O Supremo Tribunal de Justiça (STJ) decidiu que a proprietária de um veículo que não tenha cumprido a obrigação legal de celebração de contrato de seguro de responsabilidade civil automóvel não é responsável perante o Fundo de Garantia Automóvel (FGA) pelo reembolso da indemnização que este tenha pago aos terceiros lesados no acidente de viação provocado pelo filho da mesma, depois deste, sem o seu conhecimento, se ter apropriado da viatura.
O caso
A proprietária de um automóvel deixou de o conduzir, devido a problemas de saúde, tendo-o estacionado no quintal da sua casa, sem, contudo, o retirar oficialmente de circulação. Em novembro de 2006, o filho da proprietária retirou o veículo do quintal, sem autorização nem conhecimento da mãe, tendo-se despistado ao volante do mesmo e morrido em consequência do acidente, do qual resultou também a morte de um dos passageiros e lesões corporais graves noutro passageiro que, mais tarde, acabou também por falecer. Na altura do acidente o condutor, além de não ter carta de condução, apresentava uma taxa de álcool no sangue de 1,77 gramas por litro.
A proprietária, como deixara de utilizar o veículo, não tinha celebrado qualquer seguro, tendo sido o Fundo de Garantia Automóvel (FGA) a assegurar o pagamento da indemnização aos sucessores dos passageiros pelos danos resultantes do acidente.

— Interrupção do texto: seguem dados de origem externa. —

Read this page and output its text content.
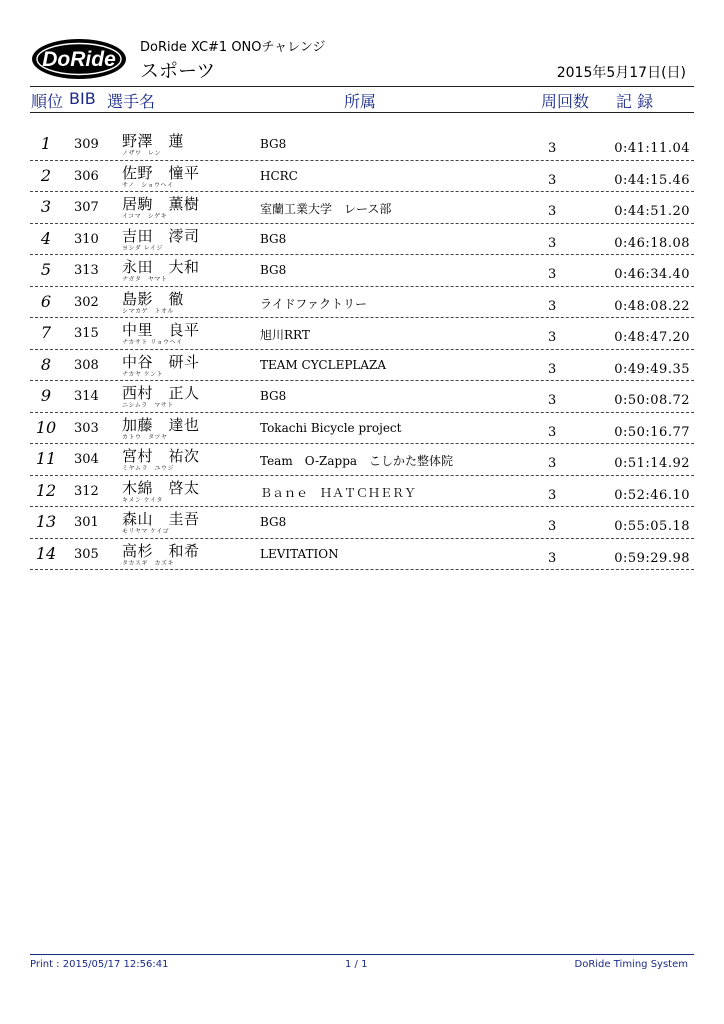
DoRide
DoRide XC#1 ONOチャレンジ
スポーツ	2015年5月17日(日)
順位 BIB 選手名	所属	周回数 記 録
1	309 野澤　蓮
ノザワ　レン
BG8	3	0:41:11.04
2	306 佐野　憧平
サノ　ショウヘイ
HCRC	3	0:44:15.46
3	307 居駒　薫樹
イコマ　シゲキ
室蘭工業大学　レース部	3	0:44:51.20
4	310 吉田　澪司
ヨシダ レイジ
BG8	3	0:46:18.08
5	313 永田　大和
ナガタ　ヤマト
BG8	3	0:46:34.40
6	302 島影　徹
シマカゲ　トオル
ライドファクトリー	3	0:48:08.22
7	315 中里　良平
ナカサト リョウヘイ
旭川RRT	3	0:48:47.20
8	308 中谷　研斗
ナカヤ ケント
TEAM CYCLEPLAZA	3	0:49:49.35
9	314 西村　正人
ニシムラ　マサト
BG8	3	0:50:08.72
10	303 加藤　達也
カトウ　タツヤ
Tokachi Bicycle project	3	0:50:16.77
11	304 宮村　祐次
ミヤムラ　ユウジ
Team　O-Zappa　こしかた整体院	3	0:51:14.92
12	312 木綿　啓太
キメン ケイタ
Ｂａｎｅ　ＨＡＴＣＨＥＲＹ	3	0:52:46.10
13	301 森山　圭吾
モリヤマ ケイゴ
BG8	3	0:55:05.18
14	305 高杉　和希
タカスギ　カズキ
LEVITATION	3	0:59:29.98
Print : 2015/05/17 12:56:41	1 / 1	DoRide Timing System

Considerando que a proprietária estava obrigada a celebrar um seguro de responsabilidade civil para o seu veículo e que não cumprira essa obrigação, o FGA exigiu dela o reembolso das indemnizações que tinha pago. A proprietária defendeu-se alegando que, como tinha estacionado o seu veículo no quintal da sua casa e não pretendia colocá-lo em circulação, não estava obrigada a contratar o seguro.
O tribunal começou por condenar a proprietária do veículo e a filha do condutor a reembolsarem o FGA mas, após recurso para o Tribunal da Relação, este absolveu a proprietária.

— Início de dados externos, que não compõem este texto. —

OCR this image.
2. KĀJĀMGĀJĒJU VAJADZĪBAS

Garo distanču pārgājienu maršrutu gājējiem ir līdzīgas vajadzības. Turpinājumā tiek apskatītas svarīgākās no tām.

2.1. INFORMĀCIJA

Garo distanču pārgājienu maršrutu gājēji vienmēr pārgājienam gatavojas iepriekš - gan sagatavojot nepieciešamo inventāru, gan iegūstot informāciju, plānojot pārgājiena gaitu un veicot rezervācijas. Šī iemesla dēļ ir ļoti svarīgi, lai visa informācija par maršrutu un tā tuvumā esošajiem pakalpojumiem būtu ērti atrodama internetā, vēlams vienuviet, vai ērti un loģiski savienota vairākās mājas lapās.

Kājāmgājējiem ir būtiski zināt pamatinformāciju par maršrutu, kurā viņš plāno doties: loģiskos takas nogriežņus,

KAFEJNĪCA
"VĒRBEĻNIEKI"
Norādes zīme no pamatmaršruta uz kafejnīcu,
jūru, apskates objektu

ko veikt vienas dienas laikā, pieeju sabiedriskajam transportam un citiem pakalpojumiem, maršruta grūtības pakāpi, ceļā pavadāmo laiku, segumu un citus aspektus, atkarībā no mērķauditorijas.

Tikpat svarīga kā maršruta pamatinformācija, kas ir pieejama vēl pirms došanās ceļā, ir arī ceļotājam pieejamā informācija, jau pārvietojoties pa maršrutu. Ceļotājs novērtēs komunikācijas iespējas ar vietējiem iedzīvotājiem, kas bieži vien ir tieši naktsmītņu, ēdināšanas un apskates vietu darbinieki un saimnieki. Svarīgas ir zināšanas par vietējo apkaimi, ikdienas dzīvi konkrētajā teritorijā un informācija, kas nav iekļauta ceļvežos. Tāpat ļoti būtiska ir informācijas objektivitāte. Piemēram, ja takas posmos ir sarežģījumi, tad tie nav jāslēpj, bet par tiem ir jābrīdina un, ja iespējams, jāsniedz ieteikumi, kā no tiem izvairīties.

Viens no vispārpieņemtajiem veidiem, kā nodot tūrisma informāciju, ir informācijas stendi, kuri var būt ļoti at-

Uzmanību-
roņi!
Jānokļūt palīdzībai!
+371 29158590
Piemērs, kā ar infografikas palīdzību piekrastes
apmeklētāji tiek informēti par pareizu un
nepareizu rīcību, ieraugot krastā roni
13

Chamado a pronunciar-se sobre a questão, o STJ decidiu questionar o Tribunal de Justiça da União Europeia (TJUE). Este respondeu que um veículo que não foi regularmente retirado da circulação e que está apto a circular deve estar coberto por um seguro de responsabilidade civil automóvel mesmo quando o seu proprietário, já sem intenção de o conduzir, tenha optado por estacioná-lo num terreno particular. E que os Estados-membros podem prever que, quando a pessoa que está sujeita à obrigação de celebrar um seguro de responsabilidade civil relativamente a um veículo envolvido num acidente não cumpriu essa obrigação, o organismo nacional de indemnização pode exercer o seu direito de regresso contra essa pessoa.
Apreciação do Supremo Tribunal de Justiça
O STJ julgou improcedente o recurso ao decidir que a proprietária de um veículo que não tenha cumprido a obrigação legal de celebração de contrato de seguro de responsabilidade civil automóvel não é responsável perante o FGA pelo reembolso da indemnização que este tenha pago aos terceiros lesados no acidente de viação provocado pelo filho da mesma, depois de, sem o seu conhecimento, se ter apropriado da viatura.
Embora a obrigação de contratação do seguro se mantenha quando a proprietária, sem intenções de voltar a conduzir o veículo, ainda matriculado e apto a circular, o tenha estacionado num terreno particular, agindo o FGA na qualidade de credor sub-rogado nos direitos do lesado que por essa entidade tenham sido satisfeitos, por lei o reembolso apenas pode ser exigido daquele relativamente ao qual se constituiu na esfera do lesado o direito de indemnização que tenha sido satisfeito pelo FGA, ou seja, perante o responsável pelo acidente.
Ora, a mera qualidade de proprietária do veículo que interveio no acidente de viação e que um terceiro colocou em circulação, sem a sua autorização ou conhecimento, não a torna responsável civil pelos danos causados aos passageiros que nesse veículo eram transportados, já que não detinha a sua direção efetiva.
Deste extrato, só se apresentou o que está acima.